A newly declassified document found that the US Department of Defense lacks a comprehensive or coordinated effort to track and analyze UFOs, which have been renamed “unidentified anomalous phenomena” in recent years.
The OIG came to the bizarre conclusion that this blind spot in U.S. defense capabilities “poses a threat to the military and national security.”
To address the issues identified in this report, the OIG made 11 recommendations to mitigate the risk.
The OIG concluded that “the Department of Defense has not issued a comprehensive UFO response plan that outlines roles, responsibilities, requirements, and coordination procedures for detecting, reporting, collecting, analyzing, and identifying incidents.”
Inspector General Robert B. Storch announced the declassification of the report on Thursday, noting that it was released because of “significant public interest in how the Department of Defense handles UFOs.”

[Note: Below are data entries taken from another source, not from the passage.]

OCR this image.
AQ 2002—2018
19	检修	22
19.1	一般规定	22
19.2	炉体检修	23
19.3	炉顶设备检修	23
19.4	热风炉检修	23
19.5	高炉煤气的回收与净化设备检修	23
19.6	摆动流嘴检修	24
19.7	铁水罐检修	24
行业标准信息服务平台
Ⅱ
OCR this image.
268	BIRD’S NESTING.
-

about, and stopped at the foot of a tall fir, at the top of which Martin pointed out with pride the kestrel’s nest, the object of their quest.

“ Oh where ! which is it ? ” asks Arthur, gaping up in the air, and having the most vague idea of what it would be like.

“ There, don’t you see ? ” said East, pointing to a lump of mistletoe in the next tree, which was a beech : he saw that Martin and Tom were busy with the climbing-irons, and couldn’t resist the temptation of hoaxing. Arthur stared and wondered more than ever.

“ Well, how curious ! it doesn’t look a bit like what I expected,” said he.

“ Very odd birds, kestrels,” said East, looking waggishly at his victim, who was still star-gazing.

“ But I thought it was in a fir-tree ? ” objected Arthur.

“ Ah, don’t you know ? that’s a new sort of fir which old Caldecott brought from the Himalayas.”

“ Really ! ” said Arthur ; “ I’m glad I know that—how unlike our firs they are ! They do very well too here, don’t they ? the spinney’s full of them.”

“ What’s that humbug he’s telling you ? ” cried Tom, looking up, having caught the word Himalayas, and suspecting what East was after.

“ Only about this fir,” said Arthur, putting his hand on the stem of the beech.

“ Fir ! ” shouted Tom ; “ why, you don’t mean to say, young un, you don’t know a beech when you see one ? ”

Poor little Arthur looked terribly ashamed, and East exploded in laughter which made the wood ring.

“We are releasing this unclassified summary to be as transparent as possible with the American people about our oversight work on this important issue,” Storch said in a statement.
The term “UFOs” was replaced with “unidentified anomalous phenomena”, in an attempt to remove the stigma from a subject widely associated with speculation about alien visits to our planet.
NASA defines these phenomena as “observing events in the sky that cannot be scientifically identified as aircraft or a known natural phenomenon.”